15th November 2025 – (New York) Bitcoin slid under $95,000 for the first time in roughly six months amid a wave of risk aversion, with investors withdrawing close to $900 million from exchange-traded funds tracking the token. The largest cryptocurrency fell as much as 4.7% to $94,147, putting it on the cusp of erasing its year-to-date gains. It set a record high near $126,251 in early October and finished 2024 at $93,714.
The defensive turn has been stark in derivatives markets. Over the past 24 hours, demand for downside protection has accelerated, with open interest in put options at $85,000 and $90,000 now eclipsing bullish call positions at $120,000 and $140,000, according to Deribit data cited by Coinbase. Calls above $100,000 had dominated through much of the year as Bitcoin repeatedly set new peaks.
Outflows from spot Bitcoin ETFs totalled about $870 million on Thursday, the second-biggest daily withdrawal since their launch. Liquidity conditions have deteriorated too: market depth, a measure of the capacity to absorb larger trades without outsized price swings, has dropped around 30% from this year’s highs, Kaiko data show.

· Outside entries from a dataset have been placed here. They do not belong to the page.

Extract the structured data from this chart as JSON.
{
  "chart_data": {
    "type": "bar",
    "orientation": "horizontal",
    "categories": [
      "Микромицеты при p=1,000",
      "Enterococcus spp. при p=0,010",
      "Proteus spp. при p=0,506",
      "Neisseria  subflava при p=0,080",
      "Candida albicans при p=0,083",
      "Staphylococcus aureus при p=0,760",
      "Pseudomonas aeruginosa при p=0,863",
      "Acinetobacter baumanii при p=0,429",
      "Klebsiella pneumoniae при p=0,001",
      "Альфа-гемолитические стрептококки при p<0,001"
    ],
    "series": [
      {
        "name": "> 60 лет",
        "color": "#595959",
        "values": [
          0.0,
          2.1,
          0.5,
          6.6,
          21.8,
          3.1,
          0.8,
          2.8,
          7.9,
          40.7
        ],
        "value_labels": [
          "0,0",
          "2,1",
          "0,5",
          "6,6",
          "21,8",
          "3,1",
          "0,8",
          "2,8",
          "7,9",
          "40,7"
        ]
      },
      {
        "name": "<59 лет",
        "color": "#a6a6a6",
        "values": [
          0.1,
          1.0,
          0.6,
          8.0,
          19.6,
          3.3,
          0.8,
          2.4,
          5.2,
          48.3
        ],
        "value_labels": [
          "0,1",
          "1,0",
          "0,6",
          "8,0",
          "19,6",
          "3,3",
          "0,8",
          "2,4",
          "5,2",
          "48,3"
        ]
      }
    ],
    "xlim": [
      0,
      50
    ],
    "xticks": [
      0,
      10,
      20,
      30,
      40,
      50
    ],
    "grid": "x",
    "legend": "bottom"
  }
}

The broader crypto complex remains under pressure following the 10 October washout, when some $19 billion in liquidations wiped more than $1 trillion from total market capitalisation, according to CoinGecko. Long-position liquidations have been rising again this week, while open interest in crypto futures has struggled to recover since the early-October crash, Coinglass reports. The Fear & Greed Index on CoinMarketCap is edging towards “extreme fear”, signalling heightened expectations of further selling.
Macro headwinds continue to weigh. A brief rebound in US equities earlier in the week, helped by relief over the end of the government shutdown, faded quickly. With key economic releases delayed, traders are questioning the Federal Reserve’s scope for near-term rate cuts, a reassessment that is pressuring risk-sensitive assets. Franklin Templeton Investment Solutions’ deputy CIO Max Gokhman said crypto’s sell-off is moving in step with other risk markets but with greater amplitude given the sector’s higher volatility, and that crypto’s beta to macro risks is likely to remain elevated until institutional participation broadens beyond Bitcoin and Ether.
Technical sentiment has weakened further as strategists highlight scant support until the low-$90,000s, noting that Bitcoin has turned negative since President Trump’s inauguration and that the overall crypto market cap has retraced its year-to-date gains. Options traders are increasingly positioning for larger swings, with rising interest in volatility‑focused structures such as strangles and straddles, according to Nick Ruck at LVRG Research.
An additional source of unease has been the decline in Strategy Inc.’s share price. The prominent Bitcoin accumulator fell around 4% on Friday and is down more than 30% this year, putting its enterprise value in danger of slipping below the worth of its roughly $60 billion Bitcoin holdings. Bloomberg data put the company’s enterprise value, including debt and preferred equity, at about $74.8 billion as of Thursday. Chairman Michael Saylor told CNBC the firm is buying “quite a lot” of Bitcoin and would disclose purchases on Monday, adding that prices should recover from current levels. He also urged investors to “hodl” in a post on X earlier in the day.